Out of all of my silly ideas, number four may be a bit more accurate than we want to admit. How often we feel the need to make up for our lack, in this case the lack of a significant other!
We see their curiosity as a threat to our worth and value as a person. As if not having a boyfriend says something is wrong with us!
Satan would sure like us to think so.
What if this Christmas held a different perspective for you? What if you could see this question not as a threat but as a way for your extended family and friends to start a conversation or genuinely show interest in you? They don’t mean any harm. Yes, some uncles will overly tease, but it’s because they care and aren’t quite sure what else to ask.
So here’s the fifth way to answer the “do you have a boyfriend” question...
5) Answer honestly and prophetically, with confidence: “Not yet.” Say it with a twinkle in your eye...it's like you're holding a secret close to the chest.
What’s the secret? You desire a significant other (like yes…please come soon boyfriend!) but the question doesn’t bother you. You are a secure person without a mate. Your worth and your value are not tied up in who you are with! The Lord will continue to show you this even after you are married.

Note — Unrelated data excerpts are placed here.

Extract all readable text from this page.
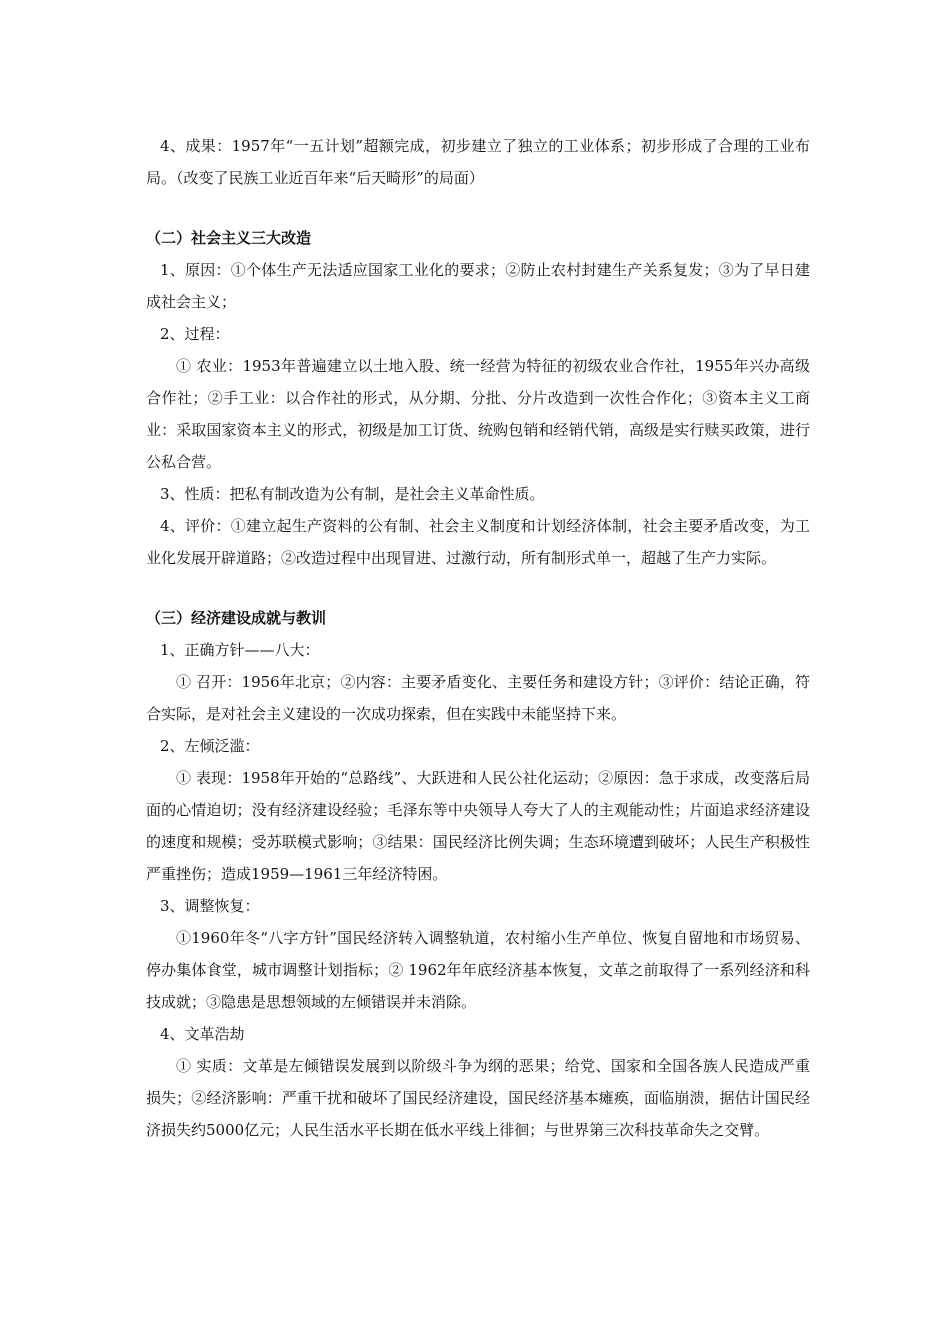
4、成果：1957年“一五计划”超额完成，初步建立了独立的工业体系；初步形成了合理的工业布局。（改变了民族工业近百年来“后天畸形”的局面）

（二）社会主义三大改造

1、原因：①个体生产无法适应国家工业化的要求；②防止农村封建生产关系复发；③为了早日建成社会主义；

2、过程：

① 农业：1953年普遍建立以土地入股、统一经营为特征的初级农业合作社，1955年兴办高级合作社；②手工业：以合作社的形式，从分期、分批、分片改造到一次性合作化；③资本主义工商业：采取国家资本主义的形式，初级是加工订货、统购包销和经销代销，高级是实行赎买政策，进行公私合营。

3、性质：把私有制改造为公有制，是社会主义革命性质。

4、评价：①建立起生产资料的公有制、社会主义制度和计划经济体制，社会主要矛盾改变，为工业化发展开辟道路；②改造过程中出现冒进、过激行动，所有制形式单一，超越了生产力实际。

（三）经济建设成就与教训

1、正确方针——八大：

① 召开：1956年北京；②内容：主要矛盾变化、主要任务和建设方针；③评价：结论正确，符合实际，是对社会主义建设的一次成功探索，但在实践中未能坚持下来。

2、左倾泛滥：

① 表现：1958年开始的“总路线”、大跃进和人民公社化运动；②原因：急于求成，改变落后局面的心情迫切；没有经济建设经验；毛泽东等中央领导人夸大了人的主观能动性；片面追求经济建设的速度和规模；受苏联模式影响；③结果：国民经济比例失调；生态环境遭到破坏；人民生产积极性严重挫伤；造成1959—1961三年经济特困。

3、调整恢复：

①1960年冬“八字方针”国民经济转入调整轨道，农村缩小生产单位、恢复自留地和市场贸易、停办集体食堂，城市调整计划指标；② 1962年年底经济基本恢复，文革之前取得了一系列经济和科技成就；③隐患是思想领域的左倾错误并未消除。

4、文革浩劫

① 实质：文革是左倾错误发展到以阶级斗争为纲的恶果；给党、国家和全国各族人民造成严重损失；②经济影响：严重干扰和破坏了国民经济建设，国民经济基本瘫痪，面临崩溃，据估计国民经济损失约5000亿元；人民生活水平长期在低水平线上徘徊；与世界第三次科技革命失之交臂。
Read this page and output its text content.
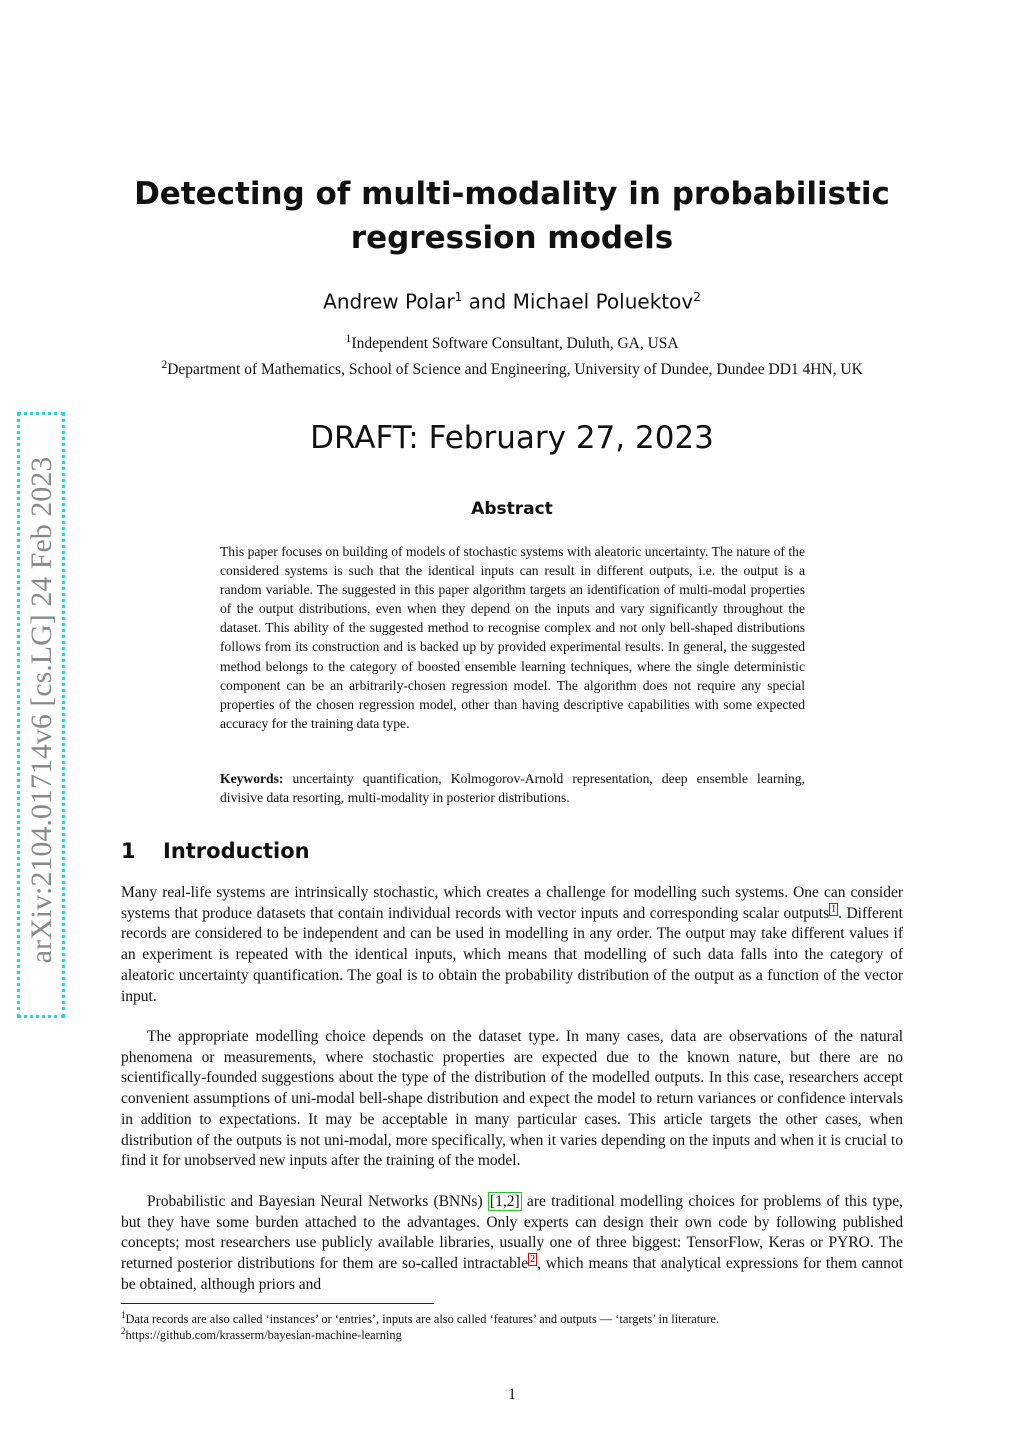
arXiv:2104.01714v6 [cs.LG] 24 Feb 2023
Detecting of multi-modality in probabilistic
regression models
Andrew Polar$^1$ and Michael Poluektov$^2$
$^1$Independent Software Consultant, Duluth, GA, USA
$^2$Department of Mathematics, School of Science and Engineering, University of Dundee, Dundee DD1 4HN, UK
DRAFT: February 27, 2023
Abstract
This paper focuses on building of models of stochastic systems with aleatoric uncertainty. The nature of the considered systems is such that the identical inputs can result in different outputs, i.e. the output is a random variable. The suggested in this paper algorithm targets an identification of multi-modal properties of the output distributions, even when they depend on the inputs and vary significantly throughout the dataset. This ability of the suggested method to recognise complex and not only bell-shaped distributions follows from its construction and is backed up by provided experimental results. In general, the suggested method belongs to the category of boosted ensemble learning techniques, where the single deterministic component can be an arbitrarily-chosen regression model. The algorithm does not require any special properties of the chosen regression model, other than having descriptive capabilities with some expected accuracy for the training data type.
Keywords: uncertainty quantification, Kolmogorov-Arnold representation, deep ensemble learning, divisive data resorting, multi-modality in posterior distributions.
1 Introduction
Many real-life systems are intrinsically stochastic, which creates a challenge for modelling such systems. One can consider systems that produce datasets that contain individual records with vector inputs and corresponding scalar outputs $^1$ . Different records are considered to be independent and can be used in modelling in any order. The output may take different values if an experiment is repeated with the identical inputs, which means that modelling of such data falls into the category of aleatoric uncertainty quantification. The goal is to obtain the probability distribution of the output as a function of the vector input.
The appropriate modelling choice depends on the dataset type. In many cases, data are observations of the natural phenomena or measurements, where stochastic properties are expected due to the known nature, but there are no scientifically-founded suggestions about the type of the distribution of the modelled outputs. In this case, researchers accept convenient assumptions of uni-modal bell-shape distribution and expect the model to return variances or confidence intervals in addition to expectations. It may be acceptable in many particular cases. This article targets the other cases, when distribution of the outputs is not uni-modal, more specifically, when it varies depending on the inputs and when it is crucial to find it for unobserved new inputs after the training of the model.
Probabilistic and Bayesian Neural Networks (BNNs) [1,2] are traditional modelling choices for problems of this type, but they have some burden attached to the advantages. Only experts can design their own code by following published concepts; most researchers use publicly available libraries, usually one of three biggest: TensorFlow, Keras or PYRO. The returned posterior distributions for them are so-called intractable $^2$ , which means that analytical expressions for them cannot be obtained, although priors and
$^1$Data records are also called ‘instances’ or ‘entries’, inputs are also called ‘features’ and outputs — ‘targets’ in literature.
$^2$https://github.com/krasserm/bayesian-machine-learning
1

If you could really hold on to this truth before you are ever married, girrrrrrllll! You are far ahead of the rest of us.
And just a heads up….the questions don’t stop.
Once you are dating, there are the questions: “So is he gonna pop the question soon?" "How serious is this?" "Do you think he is THE ONE?”
Once you are married: “When are you going to have my grandchildren!?”
Once you have two boys: “Are you gonna try for a girl?”
Once you have four kids like us: “Do you think you are done?”
Although for us it’s been more of “Do you think you’ll have more?” since we’ve had four kids rather quickly after being married.
The questions don’t stop. I’d say that’s a good thing. Your family cares and you get ample opportunities to remind yourself of your worth and value in Christ instead of in what (or who) you appear to be "lacking."
Your secure-in-Christ secret is safe with me.